Dissolving the coin would mean “the diamonds are no longer fungible,” he said. “What you have are eight diamonds, but it’s no longer a [tradable] commodity.”

But even if a coin avoids a paint thinner bath, what happens if the computer chip inside a coin goes kaput?

“The NFC (near-field communication) chips are military grade and have no battery,” Kinney explained. “They are powered by the radio waves from the device communicating with them.” He added that their number of uses before expected failure is 500,000, which “should last many decades if not a century. If they fail, our system can recover and authenticate the diamonds, and install them in a new coin.”

Investment Thesis
In addition to the coins, Diamond Standard will offer diamond commodity futures that have been approved for listing on MGEX via CME Globex. The diamond bar, which Kinney describes as being roughly half the size of a candy bar, has been issued a license by the Bermuda Monetary Authority. He expects the bar’s initial public offering to occur in this year’s fourth quarter.

Elsewhere, Diamond Standard has filed a registration statement with the SEC for an ETF under the ticker symbol DIAM that will be based on the price of the Diamond Standard coins and bars as determined by the futures market.

“First, we’re launching the futures on the CME, which has already been approved, and the futures are based on the underlying digital market,” Kinney said. “The futures traders, just like with gold, will establish the futures price. And that price will be used for the ETF.”

He estimates the futures will launch in next year’s first quarter, meaning the ETF won’t be eligible for approval at the earliest until the second quarter. And he believes that DIAM will juice the market for diamonds among retail investors and the financial advisors who serve them, much like the SPDR Gold Shares (GLD) did for the yellow metal when it launched in 2004.

Kinney is confident his company’s investment products will reach a broad audience, unlike past endeavors by other companies that tried to tap into the diamond market. That includes an effort in 2011 by Harry Winston Diamond Corp. and Diamond Asset Advisors AG to establish a polished-diamond investment fund. It also includes a stalled attempt by IndexIQ to create a diamond-backed U.S.-listed ETF. A spokesman for the company said there has been no movement on this product in a long time and that it’s not really a focus at the company.
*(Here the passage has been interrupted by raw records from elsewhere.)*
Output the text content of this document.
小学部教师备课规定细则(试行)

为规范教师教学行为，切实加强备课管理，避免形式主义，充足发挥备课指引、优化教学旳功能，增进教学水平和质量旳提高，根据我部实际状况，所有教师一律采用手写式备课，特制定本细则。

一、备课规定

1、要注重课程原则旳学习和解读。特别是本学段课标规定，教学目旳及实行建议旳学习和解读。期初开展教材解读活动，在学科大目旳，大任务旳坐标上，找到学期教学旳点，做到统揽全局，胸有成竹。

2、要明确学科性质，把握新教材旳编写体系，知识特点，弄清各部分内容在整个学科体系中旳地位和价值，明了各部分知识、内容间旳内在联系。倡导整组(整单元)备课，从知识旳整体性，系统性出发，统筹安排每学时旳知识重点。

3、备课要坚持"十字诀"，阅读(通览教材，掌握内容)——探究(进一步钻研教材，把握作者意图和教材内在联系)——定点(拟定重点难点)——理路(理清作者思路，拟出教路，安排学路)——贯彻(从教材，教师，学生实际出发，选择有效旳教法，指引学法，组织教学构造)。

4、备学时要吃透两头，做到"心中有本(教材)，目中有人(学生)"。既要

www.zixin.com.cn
And Kinney is also confident his company has created the level of transparency, liquidity and price discovery needed to make diamonds a tradable commodity on a large scale. But others aren’t so sure.

“I would love for this to be a game changer, I just don't see how,” Tamar Katzav, chief operating office at IDEX Online, said via email. IDEX Online is a diamond industry data company and online diamond-trading platform for professional diamond traders.

“I do see how they can become a large diamond buyer for the smaller goods, they buy goods of 0.75 [carats] and below, in what we call 'bread and butter' categories where there is the most liquidity, but these goods are not the most significant drivers of price in the polished diamonds universe,” she added.

Either way, Kinney expects Diamond Standard’s various investment products will unlock an additional layer of diamond demand.

“There’s never been a major commodity, a trillion-dollar commodity, that’s available to investors for the first time at one moment,” he proclaimed. “Getting in early gives you the ability to ride out that accumulation phase.”

Perhaps it will play out that way. Meanwhile, holders of Diamond Standard coins should avoid keeping the coins near paint thinner at all costs.